Garden City, New York
August 13, 2014
E-mail: [email protected]
You would think that a septuagenarian like Brig.-Gen. Joseph Nunoo-Mensah (Rtd.) would either decently shut up and be at home babysitting his grandchildren, or he would sparingly be making public statements laden with the kind of rare-gem wisdom routinely associated with his age-group, and be genuinely regretful and contrite for having woefully lacked the sort of professional discipline that he is now grandstanding about while he was a senior officer of the Ghana Armed Forces (GAF).
But, of course, not this nuisance of a superannuated bumpkin who never spares the least opportunity to make himself heard on issues on which he has little or absolutely no credibility, much less any remarkable expertise.
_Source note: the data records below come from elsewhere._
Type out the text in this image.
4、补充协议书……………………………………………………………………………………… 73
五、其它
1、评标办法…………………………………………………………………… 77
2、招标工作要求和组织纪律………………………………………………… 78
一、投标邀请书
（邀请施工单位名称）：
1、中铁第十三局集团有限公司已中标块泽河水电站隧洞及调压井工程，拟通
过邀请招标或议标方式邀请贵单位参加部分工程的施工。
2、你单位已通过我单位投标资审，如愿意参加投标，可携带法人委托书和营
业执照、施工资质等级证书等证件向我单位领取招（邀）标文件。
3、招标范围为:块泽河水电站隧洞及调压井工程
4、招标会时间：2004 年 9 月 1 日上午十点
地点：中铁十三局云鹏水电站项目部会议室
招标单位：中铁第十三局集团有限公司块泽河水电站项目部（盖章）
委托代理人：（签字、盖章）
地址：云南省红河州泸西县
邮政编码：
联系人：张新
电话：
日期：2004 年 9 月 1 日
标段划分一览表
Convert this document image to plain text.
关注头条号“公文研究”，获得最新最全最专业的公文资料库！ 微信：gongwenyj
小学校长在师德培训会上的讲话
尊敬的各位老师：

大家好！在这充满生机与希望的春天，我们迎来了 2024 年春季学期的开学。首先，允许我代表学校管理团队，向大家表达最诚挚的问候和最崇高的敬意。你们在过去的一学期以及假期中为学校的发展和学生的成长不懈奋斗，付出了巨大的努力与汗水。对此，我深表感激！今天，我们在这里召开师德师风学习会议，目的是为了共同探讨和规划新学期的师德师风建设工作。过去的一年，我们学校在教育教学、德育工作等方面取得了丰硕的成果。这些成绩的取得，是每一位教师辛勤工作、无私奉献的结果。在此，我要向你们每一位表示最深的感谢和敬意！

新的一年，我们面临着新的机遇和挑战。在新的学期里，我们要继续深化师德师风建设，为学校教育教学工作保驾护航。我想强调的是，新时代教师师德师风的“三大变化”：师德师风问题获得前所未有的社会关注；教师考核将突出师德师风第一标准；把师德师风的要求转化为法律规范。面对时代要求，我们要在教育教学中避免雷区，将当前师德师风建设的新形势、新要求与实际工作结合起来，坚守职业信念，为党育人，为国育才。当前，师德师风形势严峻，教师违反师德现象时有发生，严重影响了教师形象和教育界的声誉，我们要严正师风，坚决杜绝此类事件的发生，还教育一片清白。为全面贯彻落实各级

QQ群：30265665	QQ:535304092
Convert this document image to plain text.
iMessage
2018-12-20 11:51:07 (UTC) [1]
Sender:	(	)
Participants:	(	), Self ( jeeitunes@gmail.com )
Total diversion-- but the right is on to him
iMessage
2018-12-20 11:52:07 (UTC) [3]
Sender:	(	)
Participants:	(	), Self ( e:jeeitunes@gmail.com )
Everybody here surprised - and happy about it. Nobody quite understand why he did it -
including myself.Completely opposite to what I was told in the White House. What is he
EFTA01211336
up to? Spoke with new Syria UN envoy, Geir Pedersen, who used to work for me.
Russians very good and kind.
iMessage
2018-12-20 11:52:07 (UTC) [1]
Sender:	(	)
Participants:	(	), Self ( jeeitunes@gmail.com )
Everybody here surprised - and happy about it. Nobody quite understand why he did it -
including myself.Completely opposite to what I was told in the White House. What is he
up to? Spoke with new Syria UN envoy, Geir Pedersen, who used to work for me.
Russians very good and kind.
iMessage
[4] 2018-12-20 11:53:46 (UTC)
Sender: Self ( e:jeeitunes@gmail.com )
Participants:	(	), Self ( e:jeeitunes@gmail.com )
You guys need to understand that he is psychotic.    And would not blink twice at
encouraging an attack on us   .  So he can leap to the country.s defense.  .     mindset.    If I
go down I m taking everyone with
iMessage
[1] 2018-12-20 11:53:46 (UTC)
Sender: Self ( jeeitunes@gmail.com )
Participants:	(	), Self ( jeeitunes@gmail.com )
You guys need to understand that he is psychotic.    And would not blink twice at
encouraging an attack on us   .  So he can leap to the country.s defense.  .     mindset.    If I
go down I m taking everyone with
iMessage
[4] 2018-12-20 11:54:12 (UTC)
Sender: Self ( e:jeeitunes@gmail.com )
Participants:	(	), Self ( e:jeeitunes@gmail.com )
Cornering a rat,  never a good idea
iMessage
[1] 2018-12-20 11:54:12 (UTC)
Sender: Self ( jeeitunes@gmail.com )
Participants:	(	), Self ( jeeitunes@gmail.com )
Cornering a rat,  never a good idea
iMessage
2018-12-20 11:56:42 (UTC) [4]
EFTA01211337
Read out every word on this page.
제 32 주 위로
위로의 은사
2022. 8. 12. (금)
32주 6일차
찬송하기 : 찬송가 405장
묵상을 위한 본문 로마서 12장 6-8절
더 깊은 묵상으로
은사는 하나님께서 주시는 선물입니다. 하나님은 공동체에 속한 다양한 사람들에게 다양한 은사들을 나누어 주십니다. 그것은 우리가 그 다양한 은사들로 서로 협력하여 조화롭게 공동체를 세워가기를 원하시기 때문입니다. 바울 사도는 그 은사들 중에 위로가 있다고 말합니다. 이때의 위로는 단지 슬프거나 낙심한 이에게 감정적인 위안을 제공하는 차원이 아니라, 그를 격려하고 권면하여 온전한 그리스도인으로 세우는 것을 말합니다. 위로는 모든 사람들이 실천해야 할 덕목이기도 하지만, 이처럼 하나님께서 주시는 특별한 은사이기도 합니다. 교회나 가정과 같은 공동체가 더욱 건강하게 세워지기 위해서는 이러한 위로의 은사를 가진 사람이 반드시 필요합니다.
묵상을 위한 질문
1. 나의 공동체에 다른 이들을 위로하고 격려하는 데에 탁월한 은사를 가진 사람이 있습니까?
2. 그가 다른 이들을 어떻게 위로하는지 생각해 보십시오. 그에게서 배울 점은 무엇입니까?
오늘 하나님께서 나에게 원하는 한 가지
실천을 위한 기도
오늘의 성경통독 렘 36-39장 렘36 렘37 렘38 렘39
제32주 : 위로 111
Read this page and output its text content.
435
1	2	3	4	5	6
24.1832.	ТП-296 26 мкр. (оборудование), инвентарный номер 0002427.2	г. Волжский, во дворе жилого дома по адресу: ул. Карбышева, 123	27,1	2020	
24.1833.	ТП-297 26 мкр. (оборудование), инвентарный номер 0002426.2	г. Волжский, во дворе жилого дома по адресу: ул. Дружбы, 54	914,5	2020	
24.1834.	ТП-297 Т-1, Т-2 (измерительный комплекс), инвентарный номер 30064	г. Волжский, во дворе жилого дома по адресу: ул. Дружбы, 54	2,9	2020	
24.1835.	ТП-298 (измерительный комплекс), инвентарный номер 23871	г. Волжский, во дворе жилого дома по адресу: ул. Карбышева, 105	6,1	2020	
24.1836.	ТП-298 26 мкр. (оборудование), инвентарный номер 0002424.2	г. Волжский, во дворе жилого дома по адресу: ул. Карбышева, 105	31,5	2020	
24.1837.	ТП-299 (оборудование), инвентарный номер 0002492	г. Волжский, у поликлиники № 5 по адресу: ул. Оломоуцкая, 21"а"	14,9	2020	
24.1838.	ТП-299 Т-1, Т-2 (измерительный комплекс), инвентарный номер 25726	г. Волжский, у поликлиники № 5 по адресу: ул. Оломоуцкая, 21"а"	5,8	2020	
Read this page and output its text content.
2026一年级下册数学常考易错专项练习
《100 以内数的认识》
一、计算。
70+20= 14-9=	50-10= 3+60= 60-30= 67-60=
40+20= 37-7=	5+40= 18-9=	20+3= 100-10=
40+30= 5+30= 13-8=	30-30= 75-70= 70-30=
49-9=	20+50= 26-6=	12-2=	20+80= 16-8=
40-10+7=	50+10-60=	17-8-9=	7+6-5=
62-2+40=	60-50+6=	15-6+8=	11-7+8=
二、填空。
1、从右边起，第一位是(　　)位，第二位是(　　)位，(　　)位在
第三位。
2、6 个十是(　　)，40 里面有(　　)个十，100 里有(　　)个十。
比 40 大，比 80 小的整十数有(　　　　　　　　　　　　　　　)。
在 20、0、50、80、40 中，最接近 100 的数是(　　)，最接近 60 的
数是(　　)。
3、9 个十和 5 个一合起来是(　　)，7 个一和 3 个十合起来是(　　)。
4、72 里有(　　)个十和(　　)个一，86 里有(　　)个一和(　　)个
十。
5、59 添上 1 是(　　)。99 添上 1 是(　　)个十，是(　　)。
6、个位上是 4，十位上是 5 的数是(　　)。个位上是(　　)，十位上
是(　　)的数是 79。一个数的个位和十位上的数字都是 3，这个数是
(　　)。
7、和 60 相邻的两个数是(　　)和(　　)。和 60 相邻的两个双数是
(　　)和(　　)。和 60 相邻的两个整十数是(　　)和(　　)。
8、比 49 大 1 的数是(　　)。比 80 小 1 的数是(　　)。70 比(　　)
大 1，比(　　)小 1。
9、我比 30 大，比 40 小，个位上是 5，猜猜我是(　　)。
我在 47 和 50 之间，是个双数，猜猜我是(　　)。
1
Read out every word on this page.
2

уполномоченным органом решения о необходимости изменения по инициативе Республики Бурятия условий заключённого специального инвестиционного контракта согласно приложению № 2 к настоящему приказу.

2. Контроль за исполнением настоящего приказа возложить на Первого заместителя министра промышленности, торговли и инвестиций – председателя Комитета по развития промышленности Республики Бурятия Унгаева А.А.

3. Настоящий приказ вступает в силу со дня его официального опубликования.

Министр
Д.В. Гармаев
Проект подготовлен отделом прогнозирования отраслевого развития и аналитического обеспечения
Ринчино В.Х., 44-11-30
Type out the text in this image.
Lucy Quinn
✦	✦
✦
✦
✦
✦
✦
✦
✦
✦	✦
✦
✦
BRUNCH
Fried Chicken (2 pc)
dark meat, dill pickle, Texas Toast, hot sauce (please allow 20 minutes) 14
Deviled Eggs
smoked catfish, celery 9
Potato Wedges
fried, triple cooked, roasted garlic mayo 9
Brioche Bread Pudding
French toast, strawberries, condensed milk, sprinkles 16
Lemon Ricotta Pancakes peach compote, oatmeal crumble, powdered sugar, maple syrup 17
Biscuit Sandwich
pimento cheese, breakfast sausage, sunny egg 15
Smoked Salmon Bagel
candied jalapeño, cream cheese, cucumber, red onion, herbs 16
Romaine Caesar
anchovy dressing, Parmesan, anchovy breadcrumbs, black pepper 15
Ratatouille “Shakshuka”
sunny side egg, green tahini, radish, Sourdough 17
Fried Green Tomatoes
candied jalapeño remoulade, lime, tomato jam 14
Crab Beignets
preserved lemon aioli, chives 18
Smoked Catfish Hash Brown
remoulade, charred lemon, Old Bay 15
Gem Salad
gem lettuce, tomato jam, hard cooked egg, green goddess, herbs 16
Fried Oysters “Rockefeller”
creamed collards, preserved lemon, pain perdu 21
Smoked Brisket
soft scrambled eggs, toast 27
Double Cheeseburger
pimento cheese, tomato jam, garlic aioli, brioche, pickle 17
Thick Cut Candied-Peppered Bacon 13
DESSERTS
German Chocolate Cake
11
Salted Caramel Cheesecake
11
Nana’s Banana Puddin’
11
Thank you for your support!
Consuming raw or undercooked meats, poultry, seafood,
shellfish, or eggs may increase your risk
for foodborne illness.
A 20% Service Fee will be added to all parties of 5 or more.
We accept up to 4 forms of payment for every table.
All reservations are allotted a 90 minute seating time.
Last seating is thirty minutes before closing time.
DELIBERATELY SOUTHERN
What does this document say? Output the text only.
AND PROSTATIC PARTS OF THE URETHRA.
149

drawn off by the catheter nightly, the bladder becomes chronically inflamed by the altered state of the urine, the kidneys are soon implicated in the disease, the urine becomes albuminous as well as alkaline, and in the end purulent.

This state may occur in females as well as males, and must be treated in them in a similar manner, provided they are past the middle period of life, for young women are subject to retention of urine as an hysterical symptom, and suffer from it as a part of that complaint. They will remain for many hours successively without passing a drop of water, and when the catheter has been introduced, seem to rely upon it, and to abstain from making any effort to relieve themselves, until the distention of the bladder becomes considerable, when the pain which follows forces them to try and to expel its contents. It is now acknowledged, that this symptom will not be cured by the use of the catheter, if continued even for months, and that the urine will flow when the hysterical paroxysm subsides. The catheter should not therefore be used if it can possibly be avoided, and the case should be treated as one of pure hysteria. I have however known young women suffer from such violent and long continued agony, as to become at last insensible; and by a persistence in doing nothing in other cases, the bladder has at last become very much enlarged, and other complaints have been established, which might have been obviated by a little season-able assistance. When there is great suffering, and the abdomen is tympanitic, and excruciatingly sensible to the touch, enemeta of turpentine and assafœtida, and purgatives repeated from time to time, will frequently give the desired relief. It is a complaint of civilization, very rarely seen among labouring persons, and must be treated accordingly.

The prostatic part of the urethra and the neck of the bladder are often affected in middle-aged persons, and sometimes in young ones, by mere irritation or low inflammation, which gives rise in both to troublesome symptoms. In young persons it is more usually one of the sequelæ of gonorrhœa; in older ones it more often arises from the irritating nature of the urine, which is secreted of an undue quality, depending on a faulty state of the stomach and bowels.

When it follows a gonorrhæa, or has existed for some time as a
His latest avocation appears to have taken the form of gratuitously lambasting justifiably striking polytechnic tutors and lecturers who are demanding the prompt restoration of the Book and Research Allowances (BRA) that have been part of their working conditions since Adam and Eve were driven out of the Rift Valley.
Rather, the Mahama government quizzically insists that the members of the Polytechnic Teachers' Association of Ghana (POTAG) deserve no such incentive. One wishes that President John Dramani Mahama and his minions were honest and manly enough to make the same claim against the quadrennial gratuities gratuitously awarded our Members of Parliament for work and reasons whose relevance and usefulness have yet to be rationally explained to the struggling Ghanaian taxpayer.
Brig.-Gen. Nunoo-Mensah's response to the striking POTAG membership has been to call these intellectual and professional superiors of his "undisciplined" and "lazy" (See "Nunoo-Mensah Fumes: Ghanaians Lack Discipline" Peacefmonline.com / Ghanaweb.com 8/12/14). Maybe somebody ought to remind him, once again, that Brig.-Gen. Nunoo-Mensah is unarguably one of the most undisciplined Ghanaian citizens in the nearly 60 years of our country's postcolonial history. He is also on indelible record as having been one of the most hopeless and useless senior officers of the Ghana Armed Forces who followed a second-rate Flight-Lieutenant of the Ghana Airforce, like a bunch of zombies, into overthrowing a democratically and constitutionally elected government.
I mean, what sort of disciplined Brig.-Gen. allows a Flight-Lieutenant to take over the command of a whole nation's armed forces, and then become subservient to his unruly junior colleague by saluting a Flight-Lieutenant? Well, I have a ready answer for his type of soldier. Brig.-Gen. Nunoo-Mensah is a craven coward and an arrant fool who does not deserve to be entertained in the glorious company of gallant and brave Ghanaian workers. I mean, what kind of exemplary military disciplinarian, as he would have his audiences believe, takes instructions from subordinates and then call such craven cowardliness discipline?
What amuses me about the addled reaction of some key operatives and sympathizers of the ruling National Democratic Congress, though, is the rather vacuous and fatuous presumption that, somehow, the POTAG leaders must be taking their marching orders from the leaders of the main opposition New Patriotic Party. It is almost as if to suggest that these striking advanced college-degree holders are too stolid to appreciate their wanton and unconscionable exploitation by their former students, who now curiously claim to be more sociopolitically significant than the men and women who made then what they are today.